With the shrinking of the market for hard-copy newspapers and magazines, newsagents have had to join networks, and diversity the range of services they offer their (usually) walk-in/off-the-peg clients. Take this newsagent, in Darlinghurst Road, just opposite the fire-station.
He carries nearly the full range of main newspapers: Fairfax (Sydney Morning Herald,Sun Herald); News Ltd (The Australian, Daily Telegraph, Sunday Telegraph). He only appears not to carry the Financial Review, which, my guess is his clientele would have little use for. He is an agent for the NSW Lotteries, and for a range of mobile phone service providers: Telstra, Lyca and Lebara. He is an agent for government bus tickets. He is an agent for the airport shuttle bus, has an ATM and a public phone.He has a money transfer agency and a machine for developing digital photographs.
And ... he also flogs ice. How diversified can you get!
9 comments:
I don't think I have ever been in a kiosk in Sweden where they were sell ice.
Feel there may be a need to clarify something.
The 'ice' this newsagent is selling is the frozen water variety.

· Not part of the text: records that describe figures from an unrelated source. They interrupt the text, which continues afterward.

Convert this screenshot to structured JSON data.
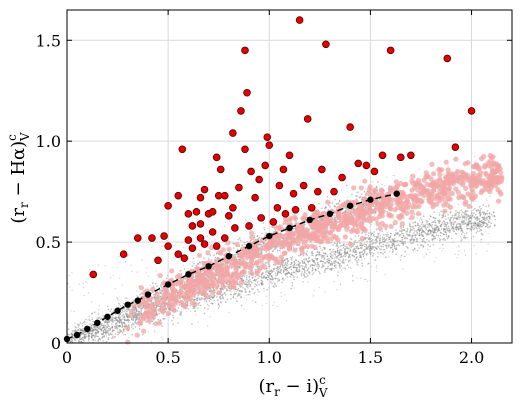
{
  "chart_data": {
    "type": "scatter",
    "xlabel": "(r_r − i)^c_V",
    "ylabel": "(r_r − Hα)^c_V",
    "xlim": [
      0.0,
      2.2
    ],
    "ylim": [
      0.0,
      1.65
    ],
    "xticks": [
      0.0,
      0.5,
      1.0,
      1.5,
      2.0
    ],
    "yticks": [
      0.0,
      0.5,
      1.0,
      1.5
    ],
    "xtick_labels": [
      "0",
      "0.5",
      "1.0",
      "1.5",
      "2.0"
    ],
    "ytick_labels": [
      "0",
      "0.5",
      "1.0",
      "1.5"
    ],
    "grid": true,
    "series": [
      {
        "role": "background field stars",
        "color": "#8a8a8a",
        "style": "small grey points, two dense diagonal branches",
        "branches": [
          {
            "x": [
              0.0,
              0.3,
              0.6,
              0.9,
              1.2,
              1.5,
              1.8,
              2.1
            ],
            "y": [
              0.02,
              0.12,
              0.22,
              0.31,
              0.4,
              0.48,
              0.56,
              0.62
            ]
          },
          {
            "x": [
              0.0,
              0.2,
              0.4,
              0.6,
              0.8,
              1.0,
              1.2,
              1.4,
              1.6
            ],
            "y": [
              0.0,
              0.08,
              0.2,
              0.3,
              0.4,
              0.5,
              0.58,
              0.66,
              0.72
            ]
          }
        ]
      },
      {
        "role": "pink candidates",
        "color": "#f2a5a5",
        "style": "medium pink dots along the upper branch",
        "x_range": [
          0.3,
          2.15
        ]
      },
      {
        "role": "main-sequence reference track",
        "color": "#000000",
        "style": "black dots joined by dashed line",
        "x": [
          0.0,
          0.05,
          0.1,
          0.15,
          0.2,
          0.25,
          0.3,
          0.35,
          0.4,
          0.5,
          0.6,
          0.7,
          0.8,
          0.9,
          1.0,
          1.1,
          1.2,
          1.3,
          1.4,
          1.5,
          1.63
        ],
        "y": [
          0.02,
          0.04,
          0.07,
          0.1,
          0.13,
          0.16,
          0.19,
          0.21,
          0.24,
          0.29,
          0.34,
          0.38,
          0.43,
          0.48,
          0.53,
          0.57,
          0.61,
          0.64,
          0.68,
          0.71,
          0.74
        ]
      },
      {
        "role": "Hα excess emitters",
        "color": "#e30000",
        "style": "large red dots with dark outline",
        "points": [
          [
            0.13,
            0.34
          ],
          [
            0.35,
            0.52
          ],
          [
            0.28,
            0.44
          ],
          [
            0.42,
            0.52
          ],
          [
            0.45,
            0.41
          ],
          [
            0.48,
            0.53
          ],
          [
            0.5,
            0.48
          ],
          [
            0.55,
            0.44
          ],
          [
            0.58,
            0.42
          ],
          [
            0.6,
            0.51
          ],
          [
            0.62,
            0.47
          ],
          [
            0.66,
            0.52
          ],
          [
            0.68,
            0.49
          ],
          [
            0.72,
            0.55
          ],
          [
            0.74,
            0.48
          ],
          [
            0.78,
            0.52
          ],
          [
            0.5,
            0.68
          ],
          [
            0.55,
            0.73
          ],
          [
            0.57,
            0.96
          ],
          [
            0.6,
            0.64
          ],
          [
            0.62,
            0.58
          ],
          [
            0.64,
            0.65
          ],
          [
            0.66,
            0.59
          ],
          [
            0.68,
            0.76
          ],
          [
            0.7,
            0.64
          ],
          [
            0.72,
            0.65
          ],
          [
            0.75,
            0.73
          ],
          [
            0.76,
            0.86
          ],
          [
            0.78,
            0.73
          ],
          [
            0.8,
            0.63
          ],
          [
            0.82,
            0.67
          ],
          [
            0.83,
            0.57
          ],
          [
            0.85,
            0.77
          ],
          [
            0.86,
            1.15
          ],
          [
            0.88,
            0.96
          ],
          [
            0.89,
            1.24
          ],
          [
            0.9,
            0.58
          ],
          [
            0.91,
            0.85
          ],
          [
            0.93,
            0.72
          ],
          [
            0.95,
            0.81
          ],
          [
            0.96,
            0.62
          ],
          [
            0.98,
            0.88
          ],
          [
            0.99,
            1.02
          ],
          [
            1.0,
            0.98
          ],
          [
            1.02,
            0.6
          ],
          [
            1.04,
            0.67
          ],
          [
            1.05,
            0.78
          ],
          [
            1.07,
            0.86
          ],
          [
            1.08,
            0.64
          ],
          [
            1.1,
            0.93
          ],
          [
            1.12,
            0.74
          ],
          [
            1.13,
            0.66
          ],
          [
            1.15,
            1.6
          ],
          [
            1.17,
            0.78
          ],
          [
            1.19,
            1.11
          ],
          [
            1.21,
            0.67
          ],
          [
            1.24,
            0.75
          ],
          [
            1.26,
            0.86
          ],
          [
            1.28,
            1.48
          ],
          [
            1.32,
            0.75
          ],
          [
            1.36,
            0.82
          ],
          [
            1.4,
            1.07
          ],
          [
            1.44,
            0.89
          ],
          [
            1.48,
            0.88
          ],
          [
            1.52,
            0.85
          ],
          [
            1.56,
            0.93
          ],
          [
            1.6,
            1.45
          ],
          [
            1.65,
            0.92
          ],
          [
            1.7,
            0.93
          ],
          [
            1.88,
            1.41
          ],
          [
            1.92,
            0.97
          ],
          [
            2.0,
            1.15
          ],
          [
            0.88,
            1.45
          ],
          [
            0.82,
            1.04
          ],
          [
            0.74,
            0.92
          ],
          [
            0.66,
            0.72
          ]
        ]
      }
    ]
  }
}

It's tough all over in the newspaper biz. Might not last much longer...so sad.
K
yes definately all worth pointing out - it's a sign of the times isn't it/rather sadly. Great photo!
I can't say I've seen ice sold by a newsagent before. Petrol station, yes. Newsagent, no.
Yep, never seen Ice being sold from a newsagency before.. But when times are hard you have to please every customer...
Looks like they are doing an Internet service too.
Our local newsagent would do all of those things (minus the ice and the public phone is outside) but adds the post office and takes in dry cleaning in his portfolio.
Multi tasking at it's extreme!
Diversity is the name of the game - by ice do you mean ice-cream and stuff - a lot of similar shops here sell a variety of ices - if its just crushed ice than why not if there's a demand - it amazed me when we rolled up at the hospital in Palm Springs in California with my wife's broken ankle that they asked us why we hadn't put it in ice- how does a tourist from a cold country know where to get some from?